Mãe-Malévola, encarnação do desamor e da disputa. O poder, a ambição e, a busca da eterna juventude a levam a competir com e se necessário, destruir os filhos que gerou. Branca de Neve, dos irmãos Grimm, revela, na persecutória e emblemática figura do Espelho Mágico, a sobreposição do egoísmo da madrasta face má da mãe tradicional ao amor.

Mãe-Medéia, alimentada no desespero, na luta pela sobrevivência, na escuridão dos que não vêem saída, nem futuro. Eurípides, trágico grego, dramatizou sua figura para a posteridade. Mãe que abandona, transfere ao acaso e ao destino o futuro dos filhos, ou o interrompe num ato de vingança, ou de impotência.

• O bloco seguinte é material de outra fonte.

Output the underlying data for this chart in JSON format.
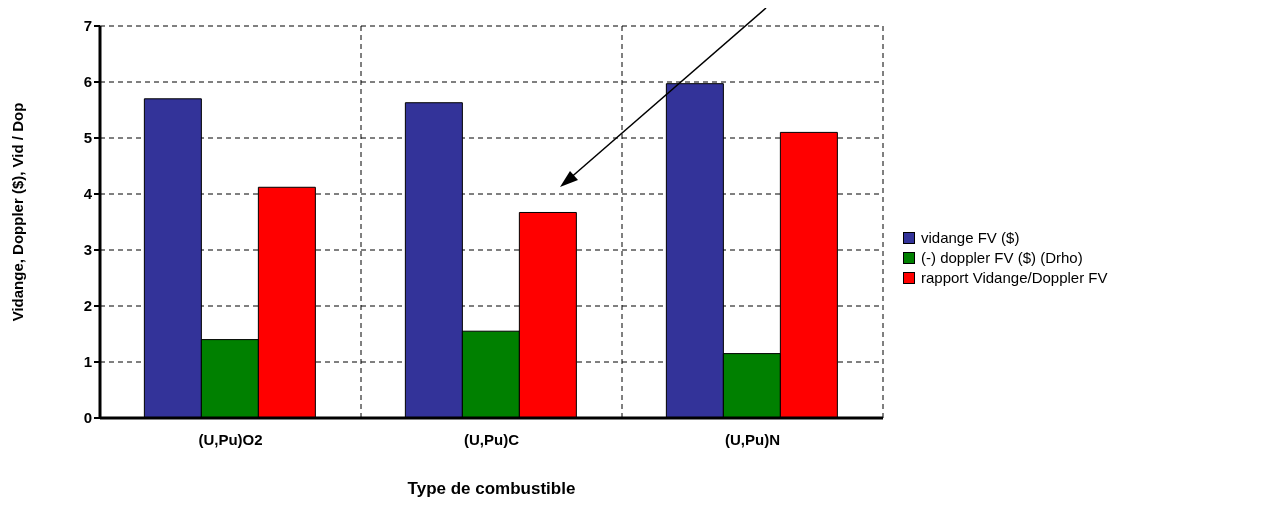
{
  "chart_data": {
    "type": "bar",
    "xlabel": "Type de combustible",
    "ylabel": "Vidange, Doppler ($), Vid / Dop",
    "categories": [
      "(U,Pu)O2",
      "(U,Pu)C",
      "(U,Pu)N"
    ],
    "series": [
      {
        "name": "vidange FV ($)",
        "color": "#333399",
        "values": [
          5.7,
          5.63,
          5.97
        ]
      },
      {
        "name": "(-) doppler FV ($) (Drho)",
        "color": "#008000",
        "values": [
          1.4,
          1.55,
          1.15
        ]
      },
      {
        "name": "rapport Vidange/Doppler FV",
        "color": "#ff0000",
        "values": [
          4.12,
          3.67,
          5.1
        ]
      }
    ],
    "ylim": [
      0,
      7
    ],
    "yticks": [
      0,
      1,
      2,
      3,
      4,
      5,
      6,
      7
    ],
    "grid": true,
    "legend": "right"
  }
}
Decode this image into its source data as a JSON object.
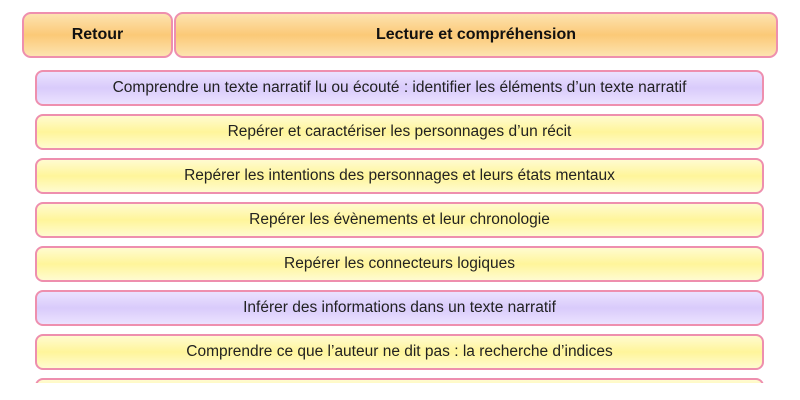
{
  "header": {
    "back_label": "Retour",
    "title": "Lecture et compréhension"
  },
  "colors": {
    "header": "#fbc977",
    "item_yellow": "#fff59a",
    "item_purple": "#d9cbfb",
    "border": "#ee8fae"
  },
  "items": [
    {
      "label": "Comprendre un texte narratif lu ou écouté : identifier les éléments d’un texte narratif",
      "color": "purple"
    },
    {
      "label": "Repérer et caractériser les personnages d’un récit",
      "color": "yellow"
    },
    {
      "label": "Repérer les intentions des personnages et leurs états mentaux",
      "color": "yellow"
    },
    {
      "label": "Repérer les évènements et leur chronologie",
      "color": "yellow"
    },
    {
      "label": "Repérer les connecteurs logiques",
      "color": "yellow"
    },
    {
      "label": "Inférer des informations dans un texte narratif",
      "color": "purple"
    },
    {
      "label": "Comprendre ce que l’auteur ne dit pas : la recherche d’indices",
      "color": "yellow"
    },
    {
      "label": "",
      "color": "yellow"
    }
  ]
}
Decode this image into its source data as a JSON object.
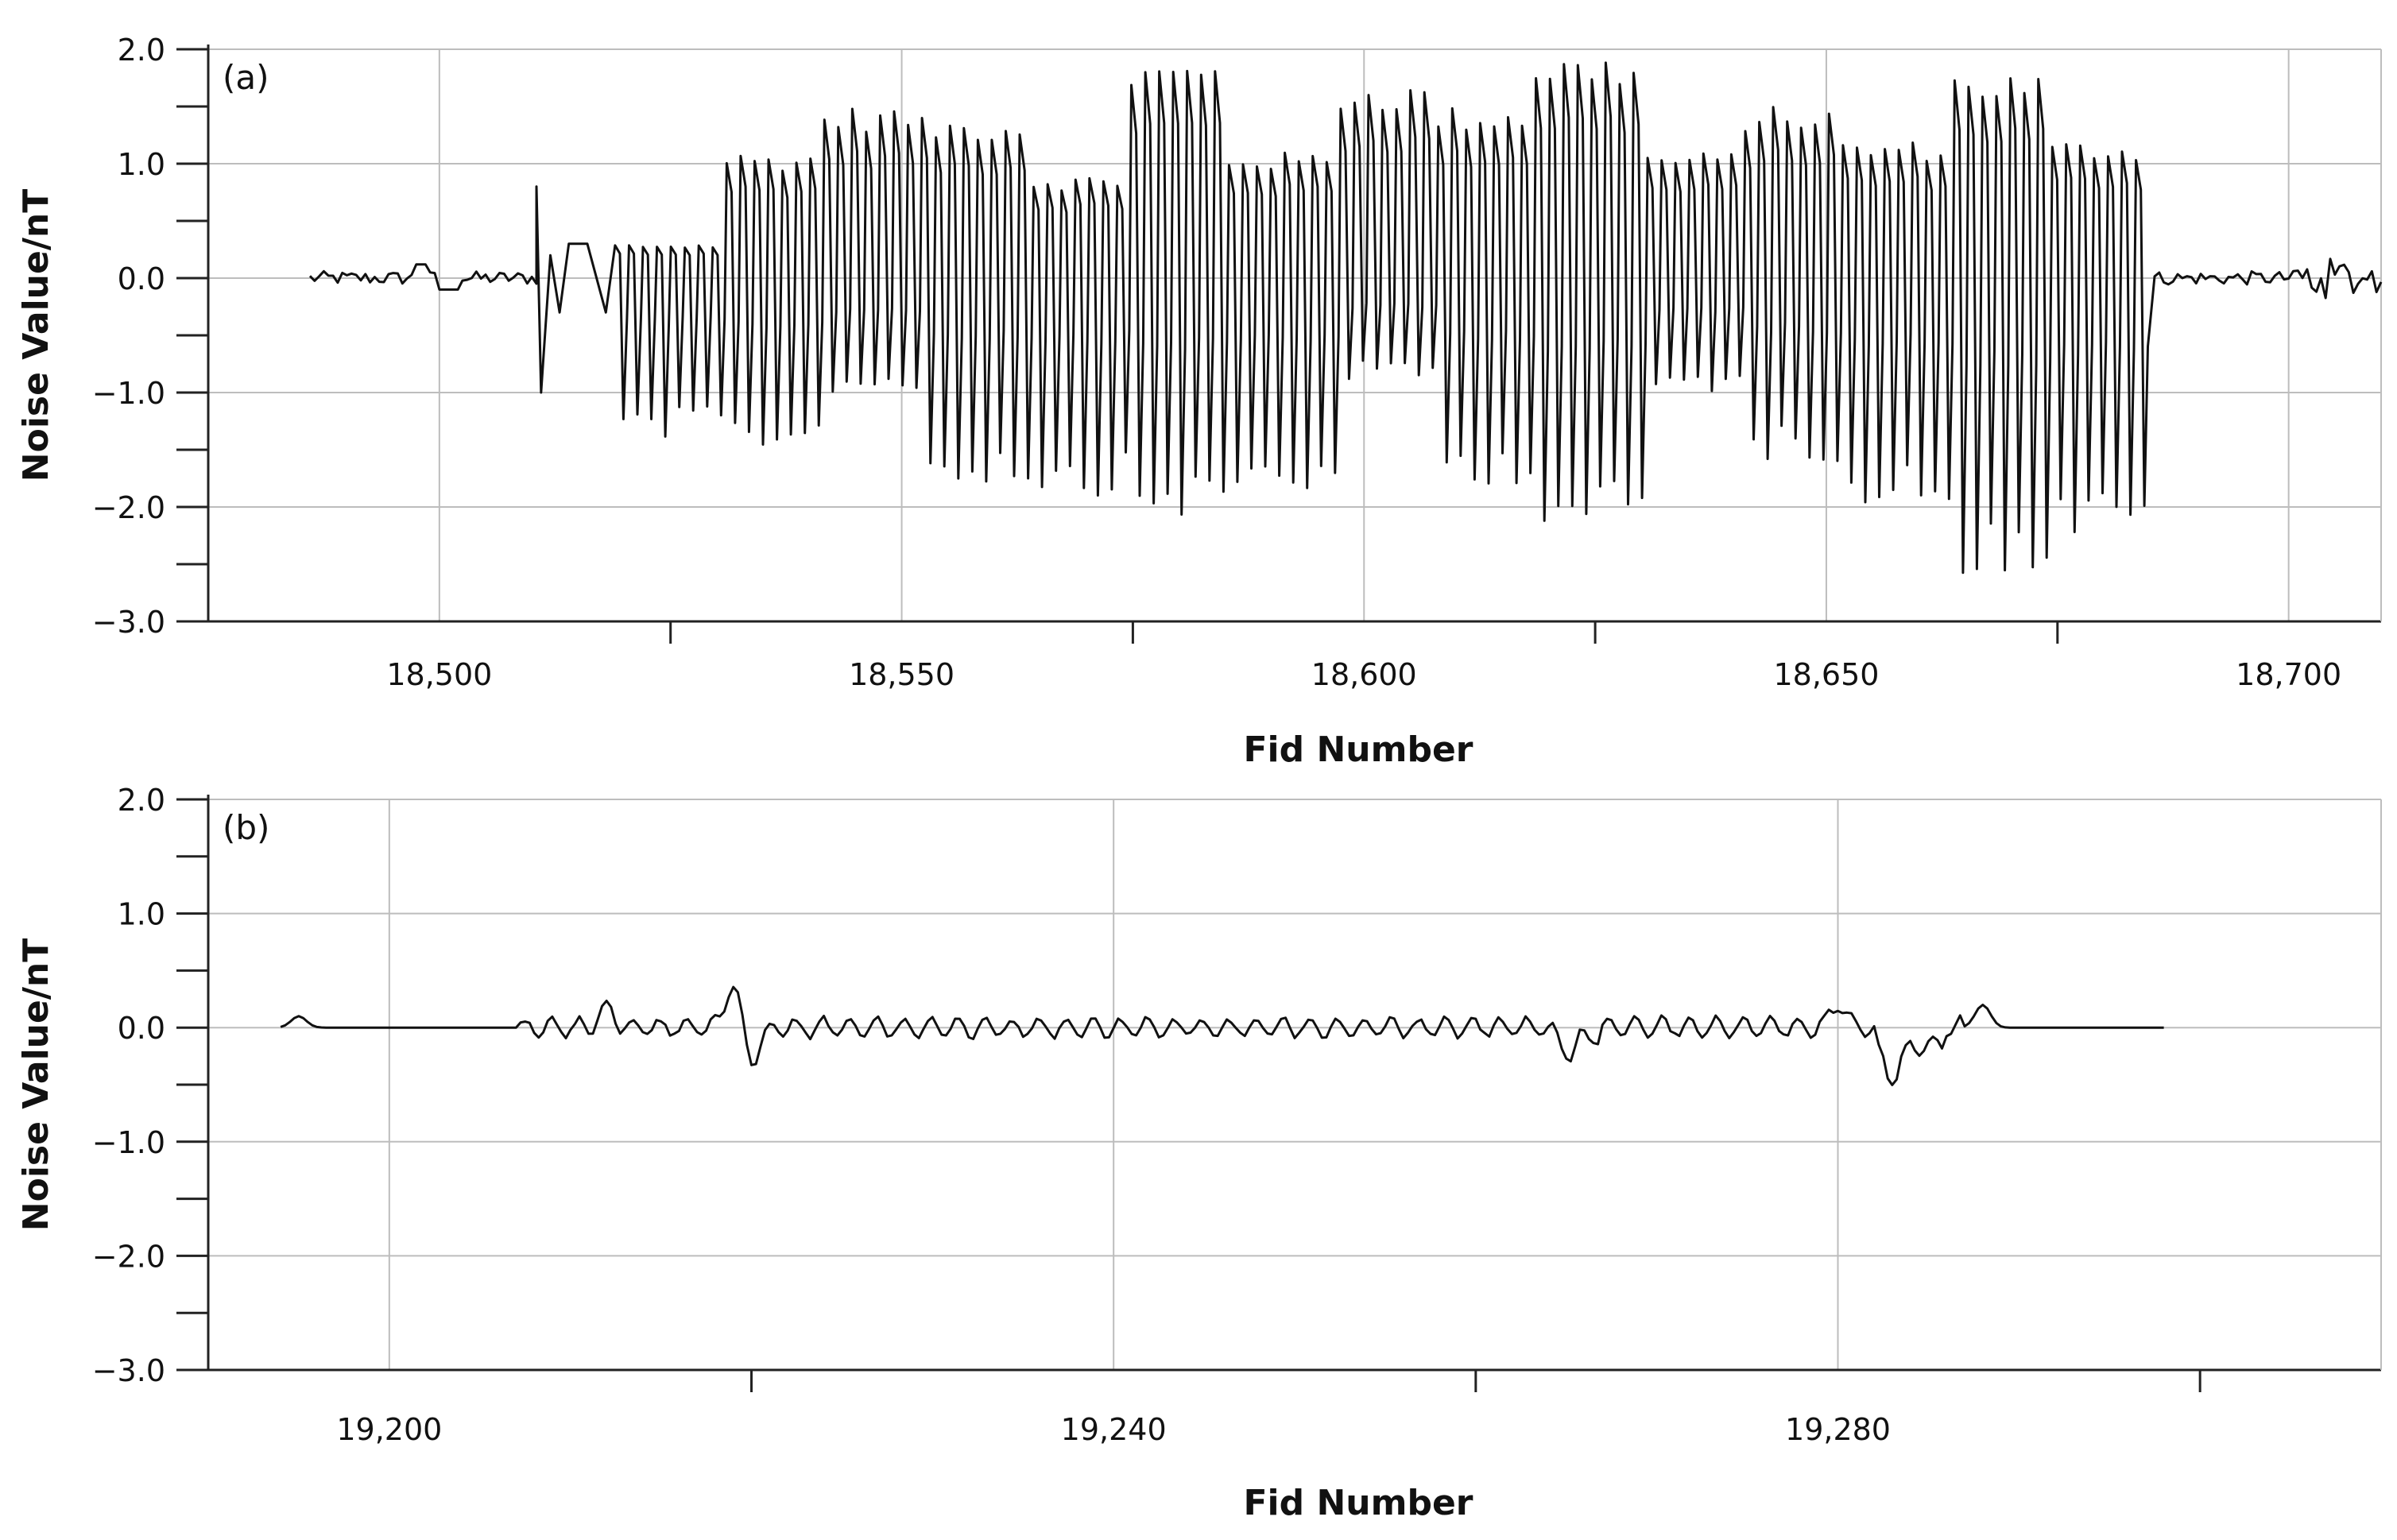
{
  "chart_data": [
    {
      "type": "line",
      "panel_label": "(a)",
      "xlabel": "Fid Number",
      "ylabel": "Noise Value/nT",
      "xlim": [
        18475,
        18710
      ],
      "ylim": [
        -3.0,
        2.0
      ],
      "x_ticks": [
        18500,
        18550,
        18600,
        18650,
        18700
      ],
      "x_tick_labels": [
        "18,500",
        "18,550",
        "18,600",
        "18,650",
        "18,700"
      ],
      "x_minor_ticks": [
        18525,
        18575,
        18625,
        18675
      ],
      "y_ticks": [
        2.0,
        1.0,
        0.0,
        -1.0,
        -2.0,
        -3.0
      ],
      "y_tick_labels": [
        "2.0",
        "1.0",
        "0.0",
        "−1.0",
        "−2.0",
        "−3.0"
      ],
      "grid": true,
      "color": "#111111",
      "signal_range": [
        18486,
        18710
      ],
      "quiet_segments": [
        [
          18486,
          18510
        ],
        [
          18686,
          18710
        ]
      ],
      "burst_segment": [
        18511,
        18685
      ],
      "burst_peaks": {
        "max": [
          0.3,
          1.1,
          1.5,
          1.4,
          0.9,
          1.9,
          1.1,
          1.7,
          1.5,
          1.95,
          1.1,
          1.5,
          1.2,
          1.8,
          1.2
        ],
        "min": [
          -1.4,
          -1.5,
          -1.0,
          -1.8,
          -1.9,
          -2.1,
          -1.9,
          -0.9,
          -1.8,
          -2.2,
          -1.0,
          -1.6,
          -2.0,
          -2.6,
          -2.3
        ]
      },
      "pulse_count": 110
    },
    {
      "type": "line",
      "panel_label": "(b)",
      "xlabel": "Fid Number",
      "ylabel": "Noise Value/nT",
      "xlim": [
        19190,
        19310
      ],
      "ylim": [
        -3.0,
        2.0
      ],
      "x_ticks": [
        19200,
        19240,
        19280
      ],
      "x_tick_labels": [
        "19,200",
        "19,240",
        "19,280"
      ],
      "x_minor_ticks": [
        19220,
        19260,
        19300
      ],
      "y_ticks": [
        2.0,
        1.0,
        0.0,
        -1.0,
        -2.0,
        -3.0
      ],
      "y_tick_labels": [
        "2.0",
        "1.0",
        "0.0",
        "−1.0",
        "−2.0",
        "−3.0"
      ],
      "grid": true,
      "color": "#111111",
      "signal_range": [
        19194,
        19298
      ],
      "features": [
        {
          "x": 19195,
          "y": 0.1
        },
        {
          "x": 19212,
          "y": 0.18
        },
        {
          "x": 19219,
          "y": 0.4
        },
        {
          "x": 19220,
          "y": -0.3
        },
        {
          "x": 19265,
          "y": -0.2
        },
        {
          "x": 19280,
          "y": 0.2
        },
        {
          "x": 19283,
          "y": -0.3
        },
        {
          "x": 19288,
          "y": 0.2
        }
      ],
      "wiggle_amplitude": 0.1
    }
  ]
}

Mãe-sacrificial, para quem a própria vida não importa, se puder trocá-la pelo futuro de um filho. Andersen escreveu uma belíssima História de mãe, cuja protagonista luta contra a morte para reaver o filho, e não se importa de doar-se aos poucos para conseguir seu intento: oferece os cabelos, os olhos, a própria vida em troca da salvação filial.

Mãe-Nastácia, a que assume a maternidade em forma de alimentos e serviços. Viajante de tanque e fogão, dispõe a casa e a despensa à vontade e necessidade dos filhos, seus e de outros. Vive a analogia perfeita de servir e amar. No imaginário brasileiro, Monteiro Lobato construiu essa personagem simbólica.

Mãe da Rebeca, do conto de Lygia Bojunga, Tchau. Cada vez mais freqüente na vida social, a mãe que troca de casa e de marido, à revelia do sofrimento dos filhos. Indiferente aos apelos, segue sua paixão pessoal, e, mesmo tomada pela dor, tudo abandona.

Mãe Joana, em cuja casa  somos todos sempre bem-vindos. Verdadeiro Sítio do Pica-pau Amarelo, essa Joana/Dona Benta adota, acarinha e alegra. Acolher e integrar pertencem à natureza dessa mãe-de-todos, figura ideal de uma espécie de maternidade universal.

Mãe de Ariel, do texto de Mirna Pinski, As muitas mães de Ariel, essa figura retrata a conduta efetiva de mães de carne e osso. Rainhas de forno e fogão, executivas de computador e máquina de lavar, carinhosas em tempo de paz, megeras bruxílicas nas horas da guerra, pacientes nos momentos de dor, inquietas durante as ausências, ansiosas em relação ao futuro, madrastas na imposição de limites, sedutoras na alegria, ferozes na defesa dos filhos. Mães de muitas faces, instáveis criaturas humanas, cujos laços indizíveis e inexplicáveis prendem gostosamente os filhos nas tramas da vida.

São muitas as formas da maternidade, são múltiplas as mães, mulheres "desdobráveis", como define Adélia Prado. No dia de hoje, eu as saúdo nas analogias da literatura, nos referenciais da vida.